How does Auto-Adjudication really work?

We’ve already stated the many advantages of auto-adjudication for Payers. Here’s a closer look at the benefits in the actual process.

  • Increased Security: the adjudication program can flag invalid claims and help minimize the rate of fraud.
  • Format neutral: Claims in different formats, such as EDI files, scanned claims, etc. can all be processed effortlessly.
  • Efficient Validation: Rule-based configurations make it easier to authenticate eligibility requirements and authorize medical services accurately. Not only several type of automatic validations can be incorporated in the system, but a further verification process can be introduced when to handle situations beyond the scope of the defined parameters and business logic.
  • Greater accuracy: Payments for copays and deductibles are calculated instantly and accurately. Additionally, with the right auto-adjudication solution, you can even streamline your administrative processes.
  • Productivity Enhancement: You will notice an immediate increase in productivity with Claims Auto-Adjudication, authorization verification, and referral management processes.
  • Customizable Dashboard & Data Analytics: An easy-to-use and personalized dashboard, gives you visibility across all stages of the production helping you manage distribution of workload and control of your Process. It further provides you with on-demand, run-time data to manage your Operations, workforce deployment, and adherence to service levels efficiently. You are also able to make secure and calculated decisions using reliable risk stratification and predictive analytics tools.

How does auto-adjudication benefit employers?

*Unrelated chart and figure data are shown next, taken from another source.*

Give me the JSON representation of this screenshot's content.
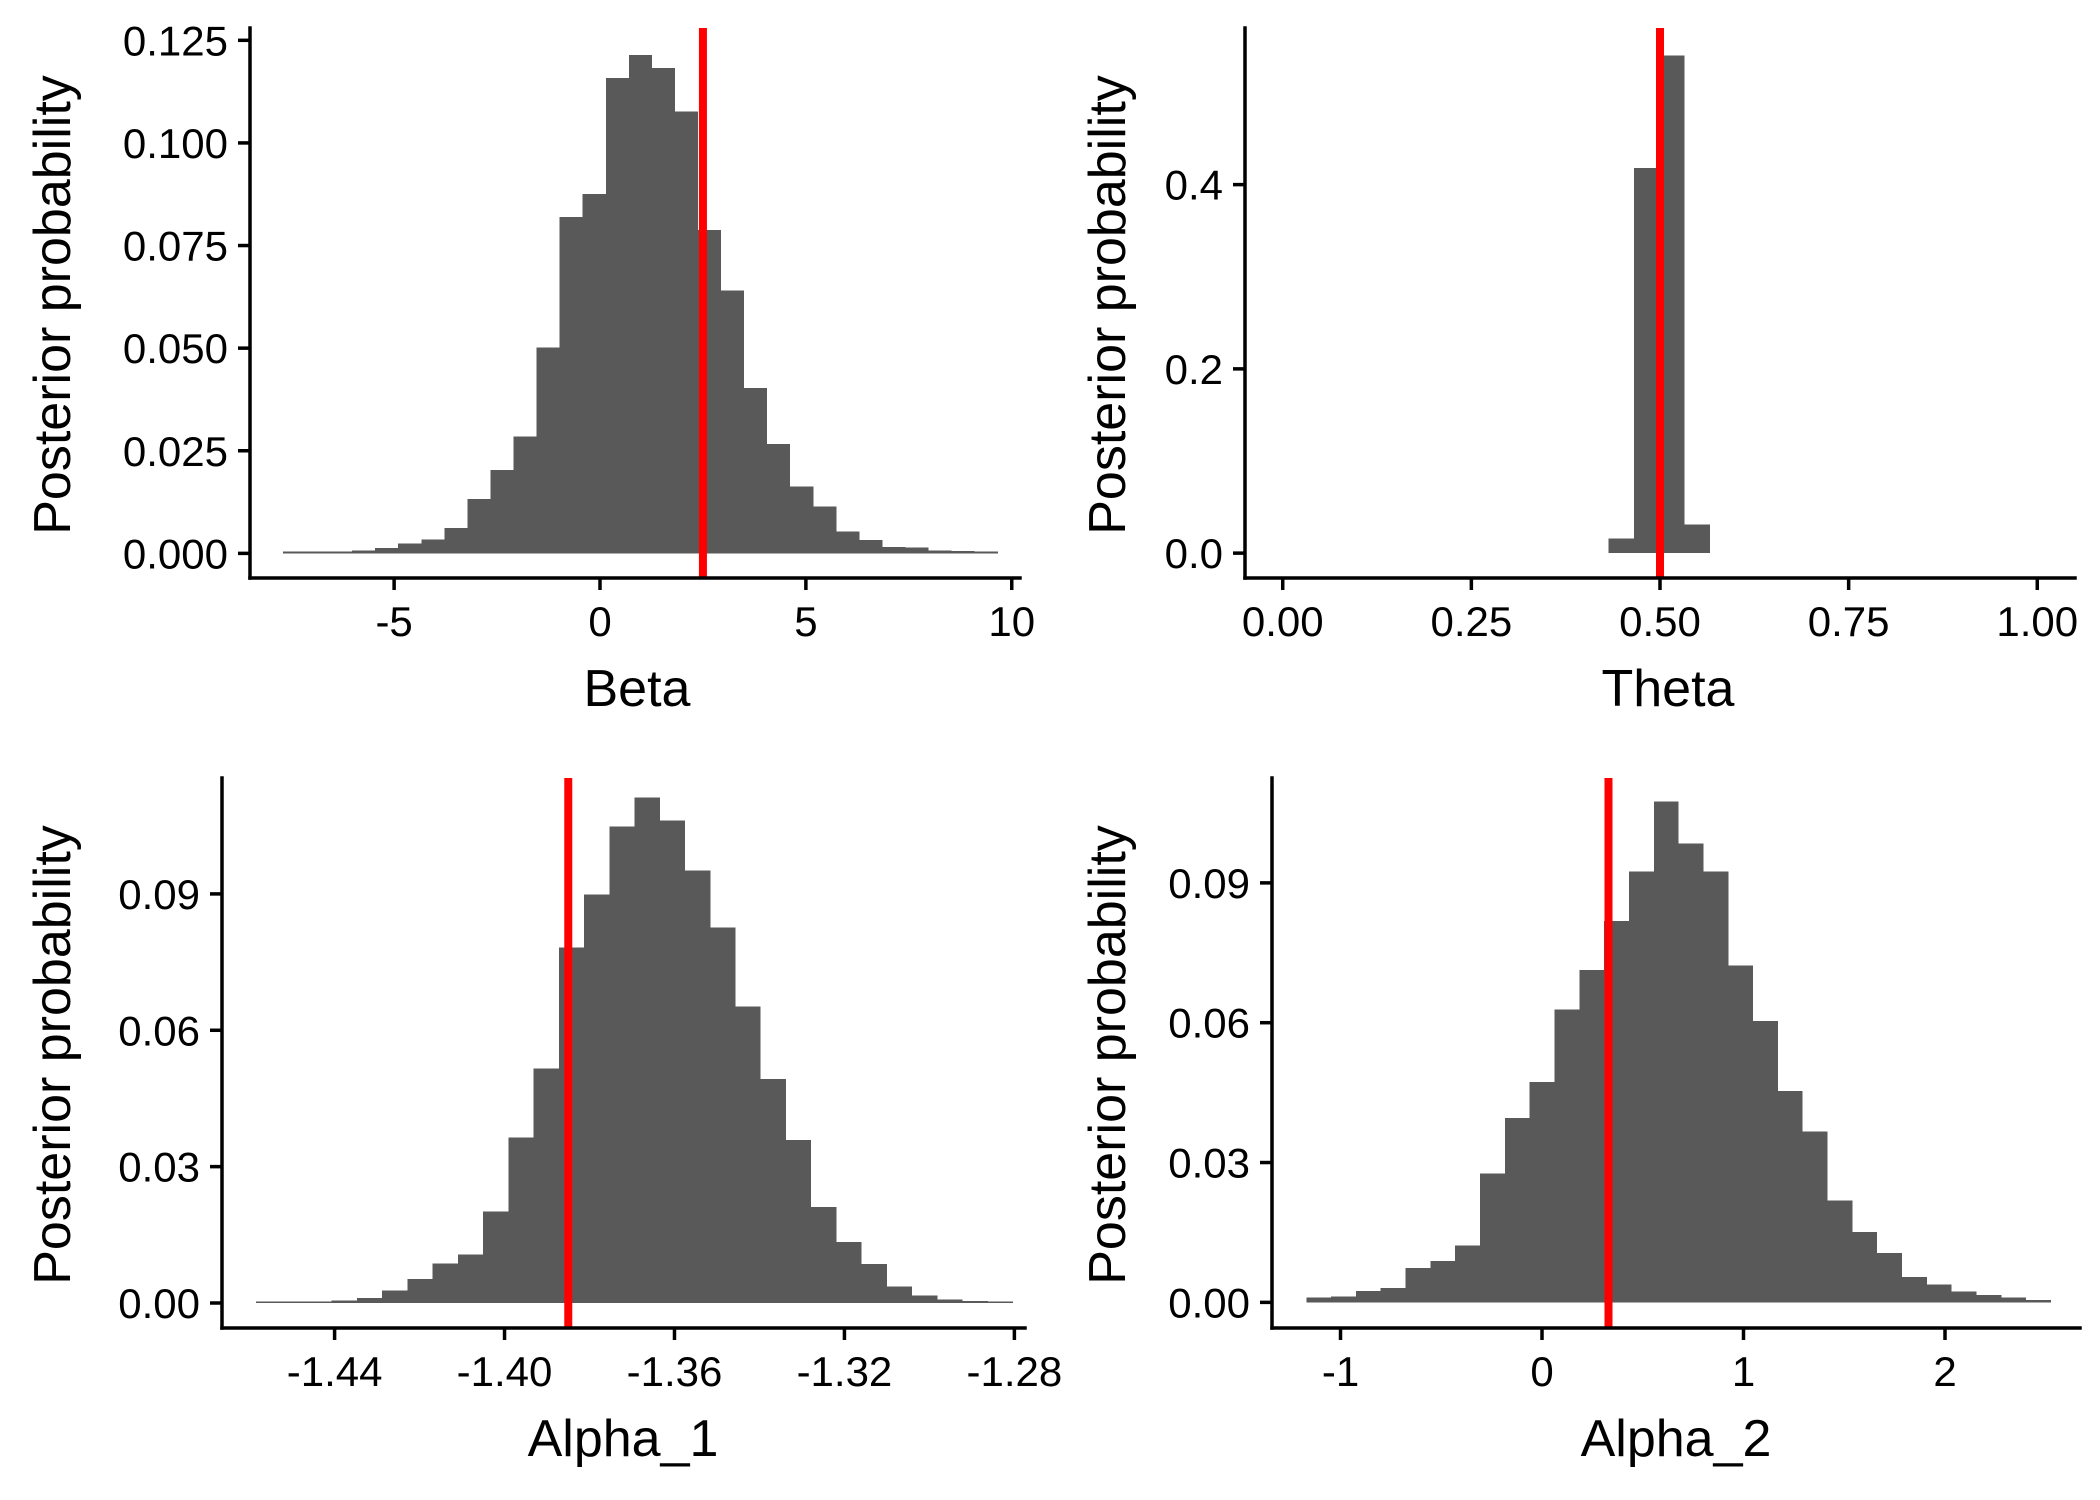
{
  "chart_data": [
    {
      "type": "bar",
      "xlabel": "Beta",
      "ylabel": "Posterior probability",
      "xlim": [
        -8.5,
        10.2
      ],
      "ylim": [
        -0.006,
        0.128
      ],
      "xticks": [
        -5,
        0,
        5,
        10
      ],
      "xtick_labels": [
        "-5",
        "0",
        "5",
        "10"
      ],
      "yticks": [
        0.0,
        0.025,
        0.05,
        0.075,
        0.1,
        0.125
      ],
      "ytick_labels": [
        "0.000",
        "0.025",
        "0.050",
        "0.075",
        "0.100",
        "0.125"
      ],
      "bin_start": -7.7,
      "bin_width": 0.56,
      "values": [
        0.0004,
        0.0004,
        0.0005,
        0.0007,
        0.0013,
        0.0024,
        0.0034,
        0.0062,
        0.0132,
        0.0203,
        0.0285,
        0.0502,
        0.0819,
        0.0875,
        0.1158,
        0.1214,
        0.1183,
        0.1076,
        0.0788,
        0.0641,
        0.0403,
        0.0266,
        0.0163,
        0.0114,
        0.0053,
        0.0033,
        0.0016,
        0.0014,
        0.0007,
        0.0006,
        0.0005
      ],
      "reference_line": 2.5,
      "reference_color": "#ff0000",
      "bar_color": "#595959"
    },
    {
      "type": "bar",
      "xlabel": "Theta",
      "ylabel": "Posterior probability",
      "xlim": [
        -0.05,
        1.05
      ],
      "ylim": [
        -0.027,
        0.57
      ],
      "xticks": [
        0.0,
        0.25,
        0.5,
        0.75,
        1.0
      ],
      "xtick_labels": [
        "0.00",
        "0.25",
        "0.50",
        "0.75",
        "1.00"
      ],
      "yticks": [
        0.0,
        0.2,
        0.4
      ],
      "ytick_labels": [
        "0.0",
        "0.2",
        "0.4"
      ],
      "bin_start": 0.432,
      "bin_width": 0.0335,
      "values": [
        0.016,
        0.418,
        0.54,
        0.031
      ],
      "reference_line": 0.5,
      "reference_color": "#ff0000",
      "bar_color": "#595959"
    },
    {
      "type": "bar",
      "xlabel": "Alpha_1",
      "ylabel": "Posterior probability",
      "xlim": [
        -1.4665,
        -1.2775
      ],
      "ylim": [
        -0.0055,
        0.1155
      ],
      "xticks": [
        -1.44,
        -1.4,
        -1.36,
        -1.32,
        -1.28
      ],
      "xtick_labels": [
        "-1.44",
        "-1.40",
        "-1.36",
        "-1.32",
        "-1.28"
      ],
      "yticks": [
        0.0,
        0.03,
        0.06,
        0.09
      ],
      "ytick_labels": [
        "0.00",
        "0.03",
        "0.06",
        "0.09"
      ],
      "bin_start": -1.4585,
      "bin_width": 0.00594,
      "values": [
        0.0003,
        0.0001,
        0.0002,
        0.0006,
        0.0011,
        0.0027,
        0.0053,
        0.0087,
        0.0107,
        0.0201,
        0.0364,
        0.0516,
        0.0782,
        0.0899,
        0.1048,
        0.1112,
        0.1062,
        0.0952,
        0.0826,
        0.0652,
        0.0493,
        0.0359,
        0.0211,
        0.0134,
        0.0086,
        0.0036,
        0.0016,
        0.0008,
        0.0004,
        0.0002
      ],
      "reference_line": -1.385,
      "reference_color": "#ff0000",
      "bar_color": "#595959"
    },
    {
      "type": "bar",
      "xlabel": "Alpha_2",
      "ylabel": "Posterior probability",
      "xlim": [
        -1.34,
        2.67
      ],
      "ylim": [
        -0.0055,
        0.1125
      ],
      "xticks": [
        -1,
        0,
        1,
        2
      ],
      "xtick_labels": [
        "-1",
        "0",
        "1",
        "2"
      ],
      "yticks": [
        0.0,
        0.03,
        0.06,
        0.09
      ],
      "ytick_labels": [
        "0.00",
        "0.03",
        "0.06",
        "0.09"
      ],
      "bin_start": -1.17,
      "bin_width": 0.1232,
      "values": [
        0.001,
        0.0013,
        0.0024,
        0.0031,
        0.0074,
        0.0089,
        0.0122,
        0.0276,
        0.0396,
        0.0473,
        0.0628,
        0.0713,
        0.0818,
        0.0924,
        0.1075,
        0.0985,
        0.0924,
        0.0723,
        0.0604,
        0.0453,
        0.0367,
        0.0219,
        0.0151,
        0.0106,
        0.0054,
        0.0038,
        0.0023,
        0.0016,
        0.001,
        0.0005
      ],
      "reference_line": 0.33,
      "reference_color": "#ff0000",
      "bar_color": "#595959"
    }
  ]
}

There is definite merit in auto-adjudicating claims, and the decision to shift from manual processes to technology can only positively impact employers. Incorporating the latest technology can benefit Payers through:

  • A significant cost reduction: Through the reduction in processing incorrect or fraudulent claims, there is a definite drop in cost to the company by optimizing the workforce, either by streamlining the number of resources or reassigning people to handle other areas and aspects of the Business.
  • Greater accuracy in processing: With pre-set rules, auto-adjudication helps maintain full compliance with benefits rules when reviewing claims faster and more accurately as compared to manual adjudication. This means your employees can now show better results and enhanced performance levels with minimal effort, leading to increased job satisfaction, reliability and retention, saving costs.

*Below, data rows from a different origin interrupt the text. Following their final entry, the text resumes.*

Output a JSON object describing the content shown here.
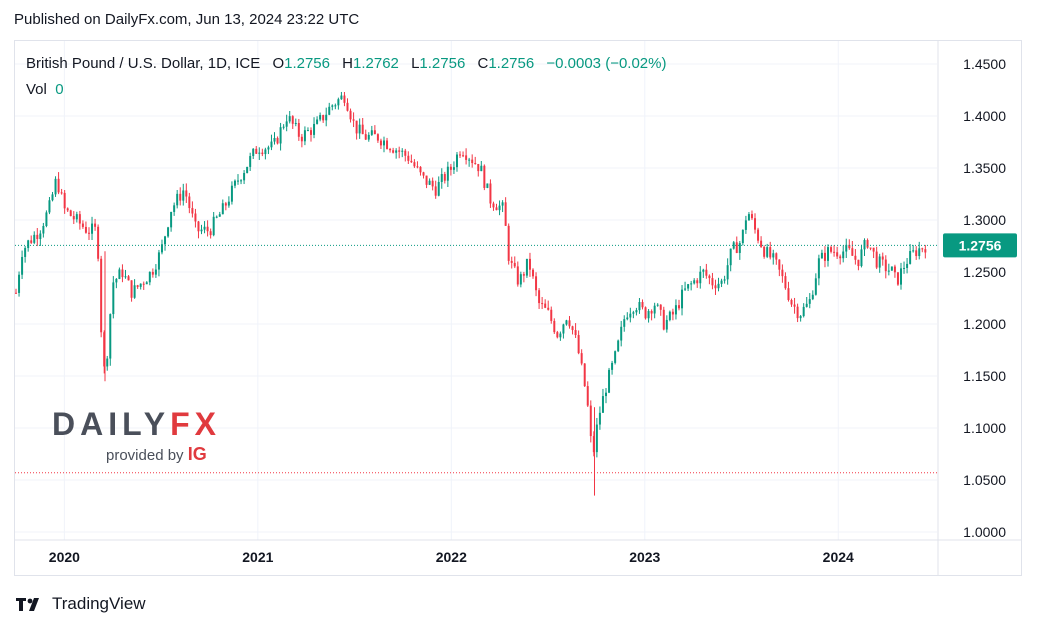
{
  "published": "Published on DailyFx.com, Jun 13, 2024 23:22 UTC",
  "legend": {
    "symbol": "British Pound / U.S. Dollar, 1D, ICE",
    "o_label": "O",
    "o_value": "1.2756",
    "h_label": "H",
    "h_value": "1.2762",
    "l_label": "L",
    "l_value": "1.2756",
    "c_label": "C",
    "c_value": "1.2756",
    "change": "−0.0003 (−0.02%)",
    "vol_label": "Vol",
    "vol_value": "0"
  },
  "logo": {
    "daily": "DAILY",
    "fx": "FX",
    "provided": "provided by",
    "ig": "IG"
  },
  "footer": {
    "brand": "TradingView"
  },
  "colors": {
    "up": "#089981",
    "down": "#f23645",
    "price_label_bg": "#089981",
    "last_line": "#089981",
    "low_line": "#f23645"
  },
  "chart_data": {
    "type": "candlestick",
    "title": "British Pound / U.S. Dollar, 1D, ICE",
    "ylim": [
      1.0,
      1.45
    ],
    "y_ticks": [
      "1.4500",
      "1.4000",
      "1.3500",
      "1.3000",
      "1.2500",
      "1.2000",
      "1.1500",
      "1.1000",
      "1.0500",
      "1.0000"
    ],
    "x_ticks": [
      "2020",
      "2021",
      "2022",
      "2023",
      "2024"
    ],
    "last_price": "1.2756",
    "last_price_value": 1.2756,
    "period_low_value": 1.057,
    "grid": true,
    "series": [
      {
        "t": 2019.75,
        "close": 1.23
      },
      {
        "t": 2019.78,
        "close": 1.27
      },
      {
        "t": 2019.82,
        "close": 1.28
      },
      {
        "t": 2019.87,
        "close": 1.29
      },
      {
        "t": 2019.92,
        "close": 1.31
      },
      {
        "t": 2019.96,
        "close": 1.34
      },
      {
        "t": 2020.0,
        "close": 1.31
      },
      {
        "t": 2020.06,
        "close": 1.3
      },
      {
        "t": 2020.12,
        "close": 1.29
      },
      {
        "t": 2020.17,
        "close": 1.29
      },
      {
        "t": 2020.2,
        "close": 1.15
      },
      {
        "t": 2020.22,
        "close": 1.17
      },
      {
        "t": 2020.25,
        "close": 1.24
      },
      {
        "t": 2020.3,
        "close": 1.25
      },
      {
        "t": 2020.35,
        "close": 1.23
      },
      {
        "t": 2020.4,
        "close": 1.24
      },
      {
        "t": 2020.45,
        "close": 1.25
      },
      {
        "t": 2020.5,
        "close": 1.27
      },
      {
        "t": 2020.55,
        "close": 1.31
      },
      {
        "t": 2020.62,
        "close": 1.33
      },
      {
        "t": 2020.68,
        "close": 1.29
      },
      {
        "t": 2020.75,
        "close": 1.29
      },
      {
        "t": 2020.82,
        "close": 1.31
      },
      {
        "t": 2020.9,
        "close": 1.34
      },
      {
        "t": 2021.0,
        "close": 1.37
      },
      {
        "t": 2021.08,
        "close": 1.37
      },
      {
        "t": 2021.15,
        "close": 1.4
      },
      {
        "t": 2021.22,
        "close": 1.38
      },
      {
        "t": 2021.3,
        "close": 1.39
      },
      {
        "t": 2021.38,
        "close": 1.41
      },
      {
        "t": 2021.45,
        "close": 1.42
      },
      {
        "t": 2021.5,
        "close": 1.39
      },
      {
        "t": 2021.55,
        "close": 1.38
      },
      {
        "t": 2021.62,
        "close": 1.38
      },
      {
        "t": 2021.7,
        "close": 1.37
      },
      {
        "t": 2021.78,
        "close": 1.36
      },
      {
        "t": 2021.85,
        "close": 1.34
      },
      {
        "t": 2021.92,
        "close": 1.33
      },
      {
        "t": 2022.0,
        "close": 1.35
      },
      {
        "t": 2022.05,
        "close": 1.37
      },
      {
        "t": 2022.1,
        "close": 1.36
      },
      {
        "t": 2022.15,
        "close": 1.35
      },
      {
        "t": 2022.2,
        "close": 1.32
      },
      {
        "t": 2022.27,
        "close": 1.31
      },
      {
        "t": 2022.3,
        "close": 1.26
      },
      {
        "t": 2022.35,
        "close": 1.24
      },
      {
        "t": 2022.4,
        "close": 1.26
      },
      {
        "t": 2022.45,
        "close": 1.22
      },
      {
        "t": 2022.5,
        "close": 1.21
      },
      {
        "t": 2022.55,
        "close": 1.19
      },
      {
        "t": 2022.6,
        "close": 1.21
      },
      {
        "t": 2022.65,
        "close": 1.18
      },
      {
        "t": 2022.7,
        "close": 1.13
      },
      {
        "t": 2022.73,
        "close": 1.07
      },
      {
        "t": 2022.76,
        "close": 1.11
      },
      {
        "t": 2022.8,
        "close": 1.14
      },
      {
        "t": 2022.85,
        "close": 1.17
      },
      {
        "t": 2022.9,
        "close": 1.21
      },
      {
        "t": 2022.95,
        "close": 1.22
      },
      {
        "t": 2023.0,
        "close": 1.21
      },
      {
        "t": 2023.05,
        "close": 1.22
      },
      {
        "t": 2023.1,
        "close": 1.2
      },
      {
        "t": 2023.15,
        "close": 1.21
      },
      {
        "t": 2023.2,
        "close": 1.23
      },
      {
        "t": 2023.25,
        "close": 1.24
      },
      {
        "t": 2023.3,
        "close": 1.25
      },
      {
        "t": 2023.35,
        "close": 1.24
      },
      {
        "t": 2023.4,
        "close": 1.24
      },
      {
        "t": 2023.45,
        "close": 1.27
      },
      {
        "t": 2023.5,
        "close": 1.28
      },
      {
        "t": 2023.53,
        "close": 1.31
      },
      {
        "t": 2023.57,
        "close": 1.29
      },
      {
        "t": 2023.62,
        "close": 1.27
      },
      {
        "t": 2023.67,
        "close": 1.26
      },
      {
        "t": 2023.72,
        "close": 1.24
      },
      {
        "t": 2023.76,
        "close": 1.22
      },
      {
        "t": 2023.8,
        "close": 1.21
      },
      {
        "t": 2023.85,
        "close": 1.22
      },
      {
        "t": 2023.9,
        "close": 1.26
      },
      {
        "t": 2023.95,
        "close": 1.27
      },
      {
        "t": 2024.0,
        "close": 1.27
      },
      {
        "t": 2024.05,
        "close": 1.27
      },
      {
        "t": 2024.1,
        "close": 1.26
      },
      {
        "t": 2024.15,
        "close": 1.28
      },
      {
        "t": 2024.2,
        "close": 1.26
      },
      {
        "t": 2024.28,
        "close": 1.25
      },
      {
        "t": 2024.3,
        "close": 1.24
      },
      {
        "t": 2024.35,
        "close": 1.26
      },
      {
        "t": 2024.4,
        "close": 1.27
      },
      {
        "t": 2024.45,
        "close": 1.2756
      }
    ]
  }
}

Auto-adjudication software is definitely a boon to Healthcare Claims Processing and has been shown to improve efficiency by keeping up with the rising demands of the healthcare industry. However, as with any technology, it is prone to breach, fraud or miscalculation in terms of setup costs, timelines, and delivery, and thus it is always better to partner with the a Claims Automation Solution Provider Service that has a well-defined, proven track record of implementations.